House Majority Leader Dick Armey, R-Texas, handed Jiang a letter listing the names of 30 imprisoned Chinese Christians whom Armey said are being persecuted for religious reasons. He asked Jiang to examine the cases and release the prisoners “at the earliest possible moment.”

On human rights, Jiang has made the Chinese case for iron-fisted stability over free expression before, but his lunchtime remarks to the gathering of foreign policy specialists and business leaders were notable for their boldness in the face of contrary evidence.

Jiang asserted again that China aims to develop “socialist democracy with Chinese characteristics.” He said China protects the rights of ethnic minorities, and permits them to “keep and reform” their customs.

China will “never seek” dominance abroad, he said. At home, he declared, “respecting man’s dignity and value is a time-honored virtue of the Chinese people.” As he did in a startling public exchange with Clinton on Wednesday, Jiang said human rights are a matter of evolution and cannot be dictated or judged by outsiders.
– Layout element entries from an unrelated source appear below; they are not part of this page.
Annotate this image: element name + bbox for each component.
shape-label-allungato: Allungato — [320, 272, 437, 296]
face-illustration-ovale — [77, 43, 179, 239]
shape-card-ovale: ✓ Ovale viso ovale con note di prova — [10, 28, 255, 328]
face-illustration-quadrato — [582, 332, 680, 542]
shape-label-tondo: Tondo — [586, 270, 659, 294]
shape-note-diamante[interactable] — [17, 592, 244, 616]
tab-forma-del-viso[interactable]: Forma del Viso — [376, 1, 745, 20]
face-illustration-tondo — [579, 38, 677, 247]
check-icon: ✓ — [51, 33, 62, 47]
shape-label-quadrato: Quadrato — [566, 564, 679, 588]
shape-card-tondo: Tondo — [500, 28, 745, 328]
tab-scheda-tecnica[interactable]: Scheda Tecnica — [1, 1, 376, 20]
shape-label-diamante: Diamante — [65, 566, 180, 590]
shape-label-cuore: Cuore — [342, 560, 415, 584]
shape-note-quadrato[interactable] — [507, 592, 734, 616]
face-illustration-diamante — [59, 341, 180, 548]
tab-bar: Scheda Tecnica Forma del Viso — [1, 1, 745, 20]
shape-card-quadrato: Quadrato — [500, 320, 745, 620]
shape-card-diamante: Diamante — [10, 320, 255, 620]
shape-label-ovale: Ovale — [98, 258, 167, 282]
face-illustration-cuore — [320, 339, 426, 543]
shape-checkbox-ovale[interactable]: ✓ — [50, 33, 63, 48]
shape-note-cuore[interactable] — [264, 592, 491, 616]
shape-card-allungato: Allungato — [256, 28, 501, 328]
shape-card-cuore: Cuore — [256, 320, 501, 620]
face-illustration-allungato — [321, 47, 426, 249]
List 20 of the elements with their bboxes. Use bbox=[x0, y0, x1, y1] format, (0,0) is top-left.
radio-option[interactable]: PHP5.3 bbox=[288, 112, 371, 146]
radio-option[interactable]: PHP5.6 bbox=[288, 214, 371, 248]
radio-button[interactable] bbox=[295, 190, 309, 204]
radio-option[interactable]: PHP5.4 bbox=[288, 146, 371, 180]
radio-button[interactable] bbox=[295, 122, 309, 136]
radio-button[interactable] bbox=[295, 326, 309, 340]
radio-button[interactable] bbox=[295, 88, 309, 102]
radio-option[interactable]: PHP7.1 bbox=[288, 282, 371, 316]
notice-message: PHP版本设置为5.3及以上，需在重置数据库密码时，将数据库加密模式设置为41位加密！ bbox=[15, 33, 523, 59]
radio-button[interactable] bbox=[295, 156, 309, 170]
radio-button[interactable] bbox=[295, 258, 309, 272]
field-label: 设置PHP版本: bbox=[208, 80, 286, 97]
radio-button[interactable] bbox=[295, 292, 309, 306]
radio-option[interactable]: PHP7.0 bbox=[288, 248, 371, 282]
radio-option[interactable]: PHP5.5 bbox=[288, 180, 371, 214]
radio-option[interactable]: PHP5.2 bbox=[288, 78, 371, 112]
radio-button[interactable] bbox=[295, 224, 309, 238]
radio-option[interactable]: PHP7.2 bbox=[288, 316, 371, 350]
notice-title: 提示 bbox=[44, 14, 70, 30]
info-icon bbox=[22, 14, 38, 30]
Jiang’s remarks about Tibet were dramatic. In essence, he said Tibet was a “theocracy with a heavy tint of slavery” before the Chinese People’s Liberation Army occupied the mountainous land in 1950. He likened China’s “democratic” reforms to Abraham Lincoln’s freeing of the slaves.

Human rights groups and the State Department paint a dramatically different portrait.

In contrast to Jiang’s reference to “happiness and contentment,” the State Department said China continued last year “to commit widespread human rights abuses in Tibet, including instances of death in detention, torture, arbitrary arrest.and intensified controls on religion and on freedom of speech and the press, particularly for ethnic Tibetans.”